Light of the Jedi(33)
Others could not look away, and these people saw what happened next. The star did not explode. The people did not die.
Across the galaxy, cheers of relief and joy. Yes, scowls from those who lived in darkness, hoping for the Jedi to fail, to be crushed, to die—but they were few.
This was a Republic that valued and celebrated life and those who preserved it.
This was a victory.
For this day, at least, the light had prevailed.
It was over.
It was not over.
In the Ab Dalis system, farther along the same hyperlane the Legacy Run had been traveling when it met its end, seven fragments of that ship emerged from hyperspace, just past the transfer point.
Not the largest nor the smallest was a chunk of the huge cargo vessel’s superstructure, a durasteel support beam still attached to a large portion of the ship’s hull.
The fragments were moving at just below lightspeed, but all were unpowered, electronically inert, and well inside the normal transfer point from hyperspace where vessels could arrive in the system. The sensor arrays and early warning systems did not pick up the anomalies until it was far too late, and even if they had, there was no Republic Cruiser full of Jedi nearby to save the day.
All seven fragments were traveling along the system’s ecliptic, but Ab Dalis was not as densely populated as Hetzal. Space was immense, and the fragments were, in comparison, tiny.
Six of them hit nothing, passing through the system and out the other side without incident.
The seventh hit a glancing blow on the most densely populated world of the system, a swampy wasteland interrupted only by city-sized factories, slums inhabited by the workers who operated those factories, and, here and there, the towers inhabited by those who profited from both.

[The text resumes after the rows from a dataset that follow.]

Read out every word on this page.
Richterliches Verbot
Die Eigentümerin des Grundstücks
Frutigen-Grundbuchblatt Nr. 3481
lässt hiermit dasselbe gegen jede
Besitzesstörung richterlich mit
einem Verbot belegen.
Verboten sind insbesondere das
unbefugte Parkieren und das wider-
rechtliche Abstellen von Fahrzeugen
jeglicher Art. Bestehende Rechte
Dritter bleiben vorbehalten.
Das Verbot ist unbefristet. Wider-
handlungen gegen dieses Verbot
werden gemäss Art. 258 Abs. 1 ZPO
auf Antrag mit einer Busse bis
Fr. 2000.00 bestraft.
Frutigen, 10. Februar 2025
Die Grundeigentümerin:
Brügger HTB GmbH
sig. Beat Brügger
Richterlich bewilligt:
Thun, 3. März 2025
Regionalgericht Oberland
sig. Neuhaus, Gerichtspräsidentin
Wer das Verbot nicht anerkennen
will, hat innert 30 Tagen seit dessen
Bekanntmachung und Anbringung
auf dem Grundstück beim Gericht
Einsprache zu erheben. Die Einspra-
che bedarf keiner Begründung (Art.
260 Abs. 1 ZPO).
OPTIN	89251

The fragment was vaporized in the impact, but the concussion flattened one of those cities, and the slums, and the towers.
Approximately twenty million people were killed.
This was the first Emergence.
Ab Dalis. Never a lovely world, always shrouded in swirling, brown-tinted clouds as if the swamps on the surface were trying to escape the planet’s gravity. Now, though, it looked even worse than usual. The orbital impact had forced an enormous cloud of vaporized water and mud into the air, and much of that had ionized, causing gigantic lightning storms to flicker across the planet’s atmosphere.
It looked like some form of hell.
A convoy of six freighters made its way through the system, away from the ravaged planet. They held the entire workforce, along with their families, of Garello Technologies, a midlevel materials research and manufacturing concern based in the Keftia district. Beyond the people, the freighters’ holds also contained much of the company’s most important research, databases, machinery, and financial resources. All of it had been loaded aboard the six starships to bring it offworld for safety while the disaster unfolded on Ab Dalis, a massive effort that consumed all of the day and night that had passed since the impact.
The company’s chief executive, Larence Garello, had made the company’s other starships available to the Ab Dalisian government for relief efforts, but he had chosen to take care of his people and his business first. Many people relied on Garello Technologies, and he wanted to ensure that when the crisis abated, every person who put his trust in him would be safe and sound, and would still be working for a company that could continue producing the ideas and products that supported so many.
Many Ab Dalisian business owners at Larence’s level scoffed at him for going to such great expense to temporarily pack up his operation and move it offplanet, but he didn’t care. The oligarchs and trillionaires cared more for a single durasteel beam in their factories than the people who worked in them. Larence was wealthy, yes, but that was because good people in his employ gave him their all. He was damn well going to take care of every last one.
The convoy was headed to the system’s outer edge, where it would stop to wait to see how the situation developed.
But before the ships could reach their destination, they encountered something strange.
It looked like a storm, or a storm cloud, perhaps. A massive, blue-gray swirl of vapor out in space, dense and threatening, and directly in the convoy’s path. Faint lights flickered from deep within it, like sparkflies at dusk above the Ab Dalisian swamps.
The lead ship in the convoy was the Arbitrage, captained by a dark-furred Shistavanen named Odabba, a good, steady hand who had worked for Garello Technologies for over a decade. He scanned the cloud, but the sensors could not provide any information. He gave the order for all ships to divert course, to go around the thing, whatever it was. Better safe than sorry.
But there was no safety—not anymore.
The storm cloud lit up. A massive, jagged spike of energy shot out from the middle of the cloud, lashing out past the Arbitrage to impact one of the other ships in the convoy, the Maree’s Diligence, named after Larence Garello’s mother.
The other ship glowed brightly for a moment, surrounded by phosphorescent fire, then went dark, its running lights deactivating along the length of its hull and engines fading out. The Maree’s Diligence began to drift away from the rest of the convoy, all its systems clearly offline.
Captain Odabba ordered the convoy to raise shields and prepare for battle—but all six ships were freighters, not warships, and in the rush to evacuate the planet, no guard fighters had been arranged. The cargo vessels were all but unarmed, with only a few light laser cannons each.